Тенгиз сложил бумагу и спрятал в карман.
Все молчали. Все смотрели на меня. Сто тысяч глаз инквизиторов, судей и палачей.
– Охренеть, – сказал Миша из Чебоксар и добавил еще несколько нецензурных слов. – Ты что, Тенгиз, в натуре потерял дочку?
Глава 41
Мадонна бургундского канцлера
Удивительно, но когда я мысленно возвращаюсь в Деревню, первым делом в сознании всплывают светлые моменты. Чтобы вспомнить страшные, следует напрячь память.
Я напрягаю память…
Я помню улыбающееся небо, яркие насыщенные краски, сухой прозрачный горный воздух, постоянный гул кондиционеров и пчел, Фридочкины торты и удушливые объятия – “Девулечки, что вы как сонные мухи? Накрываем стол живенько!”. Машу в потертом кресле, поджавшую под себя ноги: “Я слышу, что тебе грустно, но это ведь лучше, чем страшно”, – и тиканье настольных часов; стремительно проносящееся и растянутое до бесконечности время.
Разговоры по душам после отбоя в темноте, когда глаза уже спят; таинственный шепот:
“Дым сигарет с ментолом. Пьяный угар качает”, – в сотый раз врубил кто-то в мальчиковой комнате и восторженно рыдает над разбитой любовью.
“Не плачь, Алиса, ты стала взрослой”, – вразнобой поют девчонки.
Я помню неповоротливую святость белесых иерусалимских камней, тоску по морю. Экскурсию в старинный Яффский порт, почему-то похожий на Мальту.
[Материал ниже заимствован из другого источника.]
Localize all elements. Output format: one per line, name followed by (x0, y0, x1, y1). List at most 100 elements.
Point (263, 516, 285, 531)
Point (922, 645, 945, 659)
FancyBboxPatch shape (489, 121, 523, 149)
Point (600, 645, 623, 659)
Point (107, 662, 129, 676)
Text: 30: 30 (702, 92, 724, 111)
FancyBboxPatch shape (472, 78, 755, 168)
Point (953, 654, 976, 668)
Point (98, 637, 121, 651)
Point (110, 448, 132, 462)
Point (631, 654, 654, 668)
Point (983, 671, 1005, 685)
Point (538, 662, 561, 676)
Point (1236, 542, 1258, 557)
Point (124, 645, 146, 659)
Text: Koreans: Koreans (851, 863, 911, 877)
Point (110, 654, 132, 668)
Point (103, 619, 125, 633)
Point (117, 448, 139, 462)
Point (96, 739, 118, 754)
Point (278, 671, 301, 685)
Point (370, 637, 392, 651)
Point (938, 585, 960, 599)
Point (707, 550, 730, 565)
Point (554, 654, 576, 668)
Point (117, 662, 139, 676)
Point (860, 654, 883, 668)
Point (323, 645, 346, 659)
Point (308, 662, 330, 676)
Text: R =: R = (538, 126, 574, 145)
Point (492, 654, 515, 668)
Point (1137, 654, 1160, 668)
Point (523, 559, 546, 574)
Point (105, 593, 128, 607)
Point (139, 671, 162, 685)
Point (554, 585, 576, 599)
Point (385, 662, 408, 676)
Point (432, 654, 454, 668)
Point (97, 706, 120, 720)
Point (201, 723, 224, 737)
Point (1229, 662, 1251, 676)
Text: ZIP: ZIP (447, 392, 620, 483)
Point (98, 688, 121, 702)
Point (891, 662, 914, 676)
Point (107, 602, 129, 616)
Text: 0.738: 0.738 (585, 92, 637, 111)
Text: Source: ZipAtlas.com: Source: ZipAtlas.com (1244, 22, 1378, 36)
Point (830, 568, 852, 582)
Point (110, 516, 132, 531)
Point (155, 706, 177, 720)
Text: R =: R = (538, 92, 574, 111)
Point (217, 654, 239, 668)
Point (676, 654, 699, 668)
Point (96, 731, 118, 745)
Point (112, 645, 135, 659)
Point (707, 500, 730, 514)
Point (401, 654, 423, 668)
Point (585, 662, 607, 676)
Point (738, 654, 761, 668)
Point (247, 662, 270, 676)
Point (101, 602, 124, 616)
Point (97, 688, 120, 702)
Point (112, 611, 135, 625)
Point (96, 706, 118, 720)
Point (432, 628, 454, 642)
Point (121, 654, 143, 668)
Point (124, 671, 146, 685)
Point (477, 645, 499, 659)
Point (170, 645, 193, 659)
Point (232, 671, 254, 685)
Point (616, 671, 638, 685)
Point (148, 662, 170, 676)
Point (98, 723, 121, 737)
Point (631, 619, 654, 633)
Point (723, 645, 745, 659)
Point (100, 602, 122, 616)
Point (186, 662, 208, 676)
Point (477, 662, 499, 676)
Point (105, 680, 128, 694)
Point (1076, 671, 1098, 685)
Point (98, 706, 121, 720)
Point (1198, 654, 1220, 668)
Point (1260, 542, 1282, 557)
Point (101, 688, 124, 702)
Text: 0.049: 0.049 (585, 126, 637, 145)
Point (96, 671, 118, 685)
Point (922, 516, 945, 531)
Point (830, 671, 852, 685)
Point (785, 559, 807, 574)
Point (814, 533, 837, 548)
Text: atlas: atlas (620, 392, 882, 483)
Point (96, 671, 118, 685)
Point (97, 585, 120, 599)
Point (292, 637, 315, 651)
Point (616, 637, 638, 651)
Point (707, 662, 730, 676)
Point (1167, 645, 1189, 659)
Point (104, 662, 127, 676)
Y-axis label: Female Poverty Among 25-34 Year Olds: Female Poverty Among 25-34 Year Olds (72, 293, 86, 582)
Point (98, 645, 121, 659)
Оживленный, легкий и беспечный Тель-Авив, запруженные пляжи и многоэтажные гостиницы. ”Я буду жить в Тель-Авиве после школы, я уже решила, – заявляет Алена, прижавшись носом к автобусному окну. – Давай вместе снимать квартиру”.
Горячие губы и ласка Натана, постоянные ссоры и радость очередного перемирия. Фридмана в безупречно выглаженной светлой рубашке и до блеска начищенных туфлях. Его благородные седины, строгое лицо и речь без единой запинки. И один-единственный раз – хохот, даже дикий ржач.
Миша из Чебоксар, ковыряясь в ухе, слушает в Клубе “Любэ”.
Я помню смеющееся солнце, блестящее на лысине Тенгиза. Облако горького дыма. Тяжелый взгляд. Асседо благословенно… Последние капли детства.
Приморский бульвар – каштаны и платаны. Потемкинская лестница. Дюк. Я стою у пьедестала, а рядом – мой мадрих. Как он там оказался? Нет, такое невозможно. Бойся своих желаний. Это плохое воспоминание. А может, не воспоминание, а плод воображения? Сон? Как их различить? В Асседо все бывает, край морской не знает граней; все случается однажды – ночью поздней, утром ранним…
Семь принесенных жертв.
На самом деле все смотрели не на меня, а на Тенгиза.
– В натуре, – ответил мадрих. – И пусть это станет достоянием общественности.
Я усиленно пыталась понять, что с ним происходит, но на его лице по-прежнему отсутствовало хоть какое-нибудь вразумительное выражение.
Всем хотелось молчать и дальше, но Миша хотел иначе:
– А как она умерла?
Тенгиз сказал “теракт на поселениях, в восемьдесят девятом”, и больше ничего.
– Поселения это где? – спросил глубоко потрясенный Миша.
– На севере от Иерусалима, в землях колена Вениаминова, там, где Самария, – просветил Мишу Натан. – Это спорные территории. То есть они, бесспорно, принадлежат нам, но сволочи палестинцы так не думают.
– Палестинцы – типа арабы? – не унимался Миша.
– Типа потомки индейцев племени Чероки, – с раздражением бросил Натан.
– Че, серьезно? Как они доехали до Израиля?
– Кончай тупить, – шикнула на Мишу Вита.
– А ты правда никогда… не выходишь из Деревни? – робко спросила Сельвира.
– Правда, – ответил Тенгиз, – никогда.
– Но почему? – спросила соседка Сельвиры.
– Потому что забор заколдован злыми чарами, – криво усмехнулся Тенгиз.
– Но ты же как-то сюда попал, – резонно заметила ошарашенная Соня. – Ты же не родился в Деревне.